Speaker: Mladen Kolar, Carnegie Mellon University
Title: Exploring dynamic complex systems using time-varying networks
Extracting knowledge and providing insights into the complex mechanisms underlying noisy high-dimensional data sets is of utmost importance in many scientific domains. Networks are an example of simple, yet powerful tools for capturing relationships among entities over time. For example, in social media, networks represent connections between different individuals and the type of interaction that two individuals have. In systems biology, networks can represent the complex regulatory circuitry that controls cell behavior. Unfortunately the relationships between entities are not always observable and need to be inferred from nodal measurements.

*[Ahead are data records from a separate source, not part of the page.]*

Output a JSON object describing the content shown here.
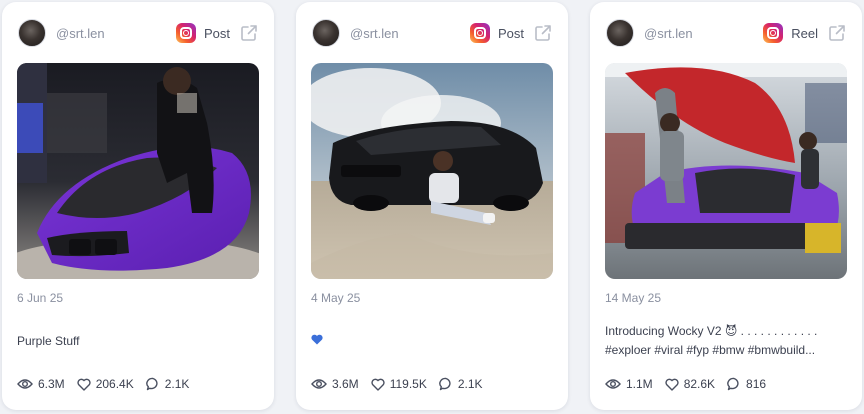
{
  "accent": {
    "instagram_gradient": [
      "#fdc35a",
      "#f5602e",
      "#d6236b",
      "#8e34c9"
    ],
    "heart": "#3b6fd9"
  },
  "cards": [
    {
      "handle": "@srt.len",
      "type": "Post",
      "date": "6 Jun 25",
      "caption_lines": [
        "Purple Stuff"
      ],
      "stats": {
        "views": "6.3M",
        "likes": "206.4K",
        "comments": "2.1K"
      }
    },
    {
      "handle": "@srt.len",
      "type": "Post",
      "date": "4 May 25",
      "caption_emoji": "blue-heart",
      "stats": {
        "views": "3.6M",
        "likes": "119.5K",
        "comments": "2.1K"
      }
    },
    {
      "handle": "@srt.len",
      "type": "Reel",
      "date": "14 May 25",
      "caption_lines": [
        "Introducing Wocky V2 😈 . . . . . . . . . . . .",
        "#exploer #viral #fyp #bmw #bmwbuild..."
      ],
      "stats": {
        "views": "1.1M",
        "likes": "82.6K",
        "comments": "816"
      }
    }
  ]
}
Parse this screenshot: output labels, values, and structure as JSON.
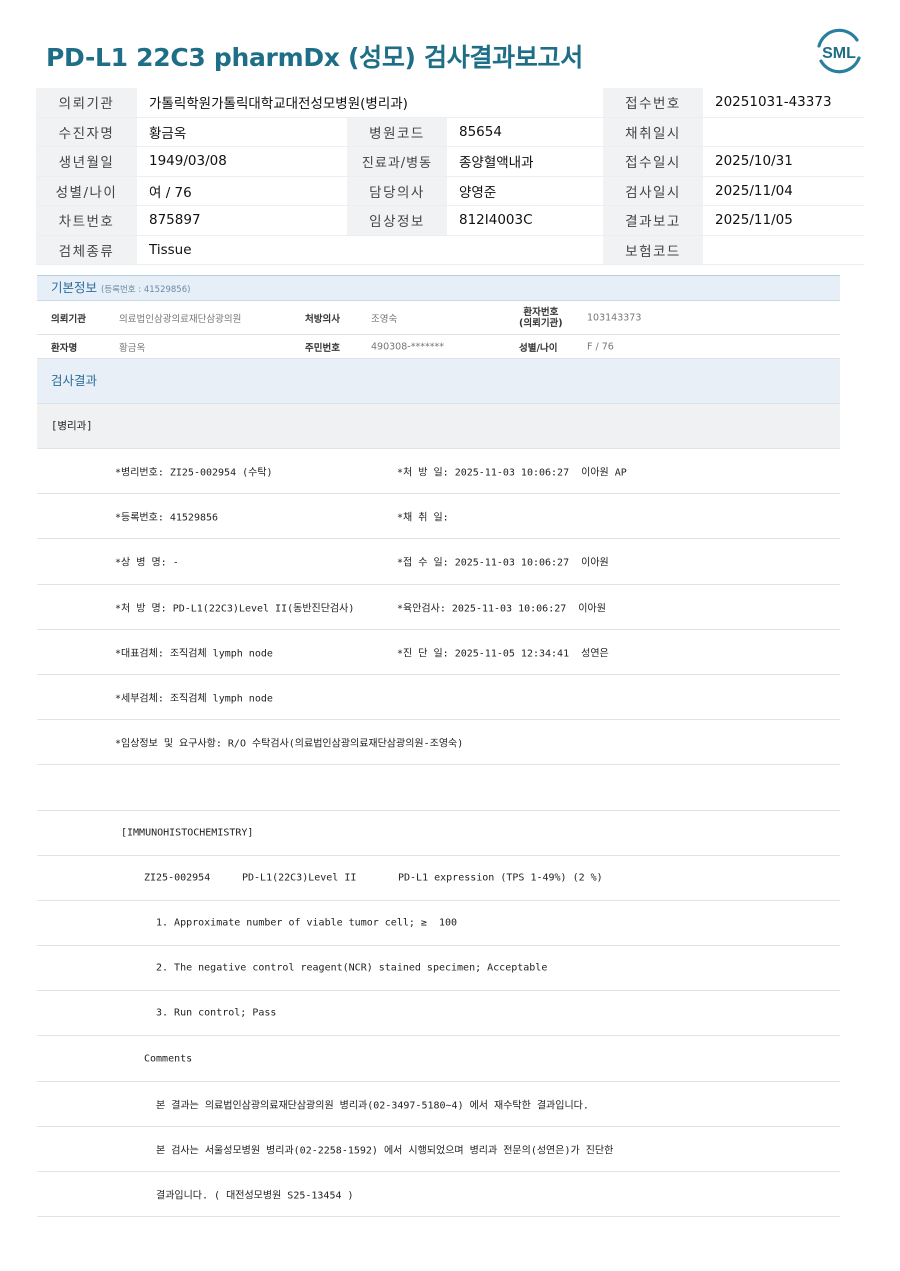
{
  "report": {
    "title": "PD-L1 22C3 pharmDx (성모) 검사결과보고서",
    "logo_text": "SML",
    "accent_color": "#1d6e86"
  },
  "header": {
    "institution_label": "의뢰기관",
    "institution": "가톨릭학원가톨릭대학교대전성모병원(병리과)",
    "receipt_no_label": "접수번호",
    "receipt_no": "20251031-43373",
    "patient_label": "수진자명",
    "patient": "황금옥",
    "hospital_code_label": "병원코드",
    "hospital_code": "85654",
    "collection_date_label": "채취일시",
    "collection_date": "",
    "birth_label": "생년월일",
    "birth": "1949/03/08",
    "department_label": "진료과/병동",
    "department": "종양혈액내과",
    "receipt_date_label": "접수일시",
    "receipt_date": "2025/10/31",
    "sex_age_label": "성별/나이",
    "sex_age": "여 / 76",
    "doctor_label": "담당의사",
    "doctor": "양영준",
    "test_date_label": "검사일시",
    "test_date": "2025/11/04",
    "chart_no_label": "차트번호",
    "chart_no": "875897",
    "clinical_label": "임상정보",
    "clinical": "812I4003C",
    "report_date_label": "결과보고",
    "report_date": "2025/11/05",
    "specimen_label": "검체종류",
    "specimen": "Tissue",
    "insurance_label": "보험코드",
    "insurance": ""
  },
  "basic": {
    "title": "기본정보",
    "reg_label": "(등록번호 : 41529856)",
    "institution_key": "의뢰기관",
    "institution_val": "의료법인삼광의료재단삼광의원",
    "prescriber_key": "처방의사",
    "prescriber_val": "조영숙",
    "patno_key1": "환자번호",
    "patno_key2": "(의뢰기관)",
    "patno_val": "103143373",
    "name_key": "환자명",
    "name_val": "황금옥",
    "rrn_key": "주민번호",
    "rrn_val": "490308-*******",
    "sexage_key": "성별/나이",
    "sexage_val": "F / 76"
  },
  "results": {
    "section_title": "검사결과",
    "category": "[병리과]",
    "rows": [
      {
        "left": "*병리번호: ZI25-002954 (수탁)",
        "right": "*처 방 일: 2025-11-03 10:06:27  이아원 AP"
      },
      {
        "left": "*등록번호: 41529856",
        "right": "*채 취 일:"
      },
      {
        "left": "*상 병 명: -",
        "right": "*접 수 일: 2025-11-03 10:06:27  이아원"
      },
      {
        "left": "*처 방 명: PD-L1(22C3)Level II(동반진단검사)",
        "right": "*육안검사: 2025-11-03 10:06:27  이아원"
      },
      {
        "left": "*대표검체: 조직검체 lymph node",
        "right": "*진 단 일: 2025-11-05 12:34:41  성연은"
      },
      {
        "left": "*세부검체: 조직검체 lymph node",
        "right": ""
      },
      {
        "left": "*임상정보 및 요구사항: R/O 수탁검사(의료법인삼광의료재단삼광의원-조영숙)",
        "right": ""
      }
    ],
    "ihc_title": "[IMMUNOHISTOCHEMISTRY]",
    "ihc_line": {
      "case": "ZI25-002954",
      "test": "PD-L1(22C3)Level II",
      "result": "PD-L1 expression (TPS 1-49%) (2 %)"
    },
    "items": [
      "1. Approximate number of viable tumor cell; ≥  100",
      "2. The negative control reagent(NCR) stained specimen; Acceptable",
      "3. Run control; Pass"
    ],
    "comments_label": "Comments",
    "comment_lines": [
      "본 결과는 의료법인삼광의료재단삼광의원 병리과(02-3497-5180~4) 에서 재수탁한 결과입니다.",
      "본 검사는 서울성모병원 병리과(02-2258-1592) 에서 시행되었으며 병리과 전문의(성연은)가 진단한",
      "결과입니다. ( 대전성모병원 S25-13454 )"
    ]
  }
}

I will present a line of work that deals with the estimation of high-dimensional dynamic networks from limited amounts of data. The framework of probabilistic graphical models is used to develop semiparametric models that are flexible enough to capture the dynamics of network changes while, at the same time, are as interpretable as parametric models. In this framework, estimating the structure of the graphical model results in a deep understanding of the underlying network as it evolves over time. I will present a few computationally efficient estimation procedures tailored to different situations and provide statistical guarantees about the procedures. Finally, I will demonstrate how dynamic networks can be used to explore real world systems.
Mladen Kolar is a Ph.D. candidate in Machine Learning Department at Carnegie Mellon University. He works on problems at the intersection of machine learning, statistics and optimization, with applications in systems biology and social media analysis. Mladen got his undergraduate degree in Computer Science from University of Zagreb in 2006.